DIE ENGEL VON MARC CHAGALL
Wer verzweifelt ist, sollte mit seinem Engel sprechen. Wer an Engel glaubt und sie in seinen Alltag miteinbezieht, glaubt auch an Gott. Denn ohne den Allmächtigen gäbe es seine Boten nicht, und wir würden keine Engel spüren. Ich denke da an Marc Chagall, dessen Werke mit vielen Engeln bevölkert sind. Sie begegnen uns in seinen religiös/biblischen Bildern, wie auch in den profanen. Chagall hat – aufgrund eines Traumes, über den er in seinen Tagebüchern berichtet – im Engel auch seine schöpferische Muse gesehen, seine göttliche Inspiration, die über das Menschliche hinaus ins Geistig-seelische, Transzendente führt.

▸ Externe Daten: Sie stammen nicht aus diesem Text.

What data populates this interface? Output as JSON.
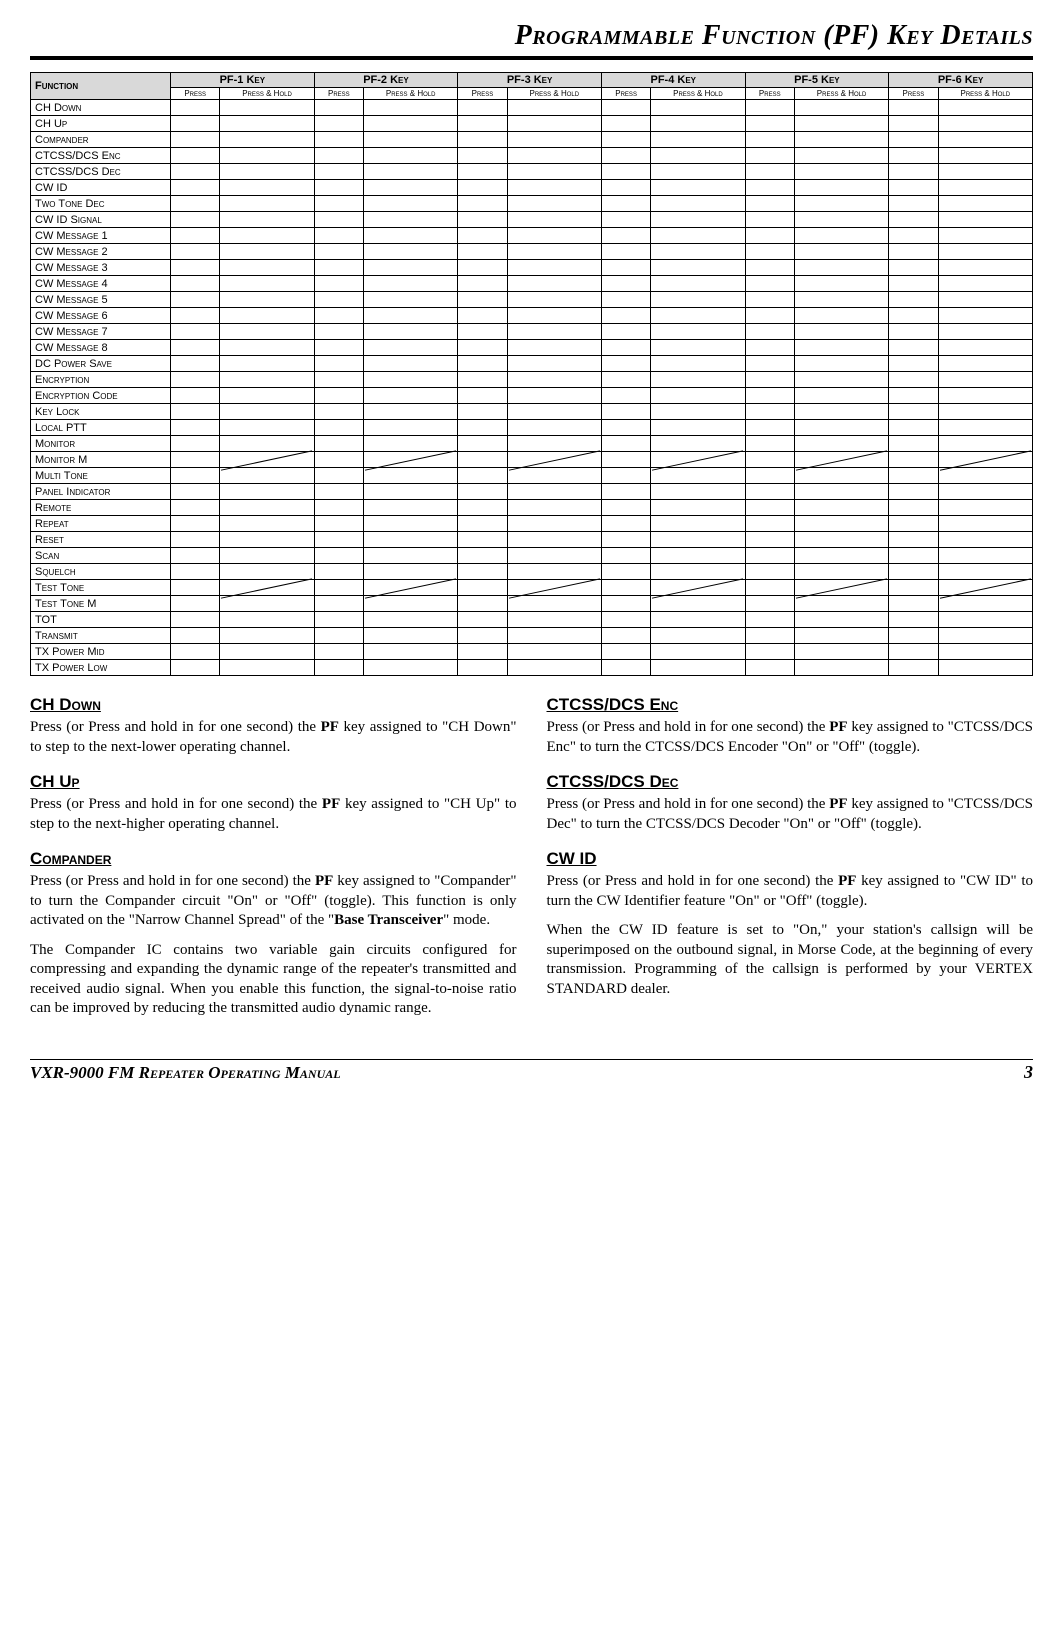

Engel haben nicht nur in der Bibel und in den Werken grosser Mystiker, sondern auch in der Kunst (denken wir neben Chagall und Klee an die grossen Meister der Renaissance: Michelangelo, Botticelli, Raffael), in der Musik und Literatur, Spuren hinterlassen. 

ENGEL ALS «GUTE MÄCHTE»
Wie auch im Gedicht «Von guten Mächten wunderbar geborgen» von Dietrich Bonhoeffer. Der Schlussvers findet sich auf Postkarten, Todesanzeigen und Kalenderblättern, wurde zum Kirchenlied vertont und gehört zum Fundus volksfrömmischer Lebenssprüche. Im Bewusstsein, dass der Theologe und NS-Widerstandskämpfer Bonhoeffer das Gedicht kurz vor seiner Hinrichtung im Kellergefängnis des Reichssicherheitsamtes schrieb sowie dem letzten Brief an seine Verlobte Maria von Wedemeyer beilegte, lässt uns die Worte als ergreifendes Vermächtnis lesen und die «guten Mächte» als Engel erkennen: 

Von guten Mächten wunderbar geborgen,

erwarten wir getrost, was kommen mag.

Gott ist bei uns am Abend und am Morgen

und ganz gewiss an jedem neuen Tag.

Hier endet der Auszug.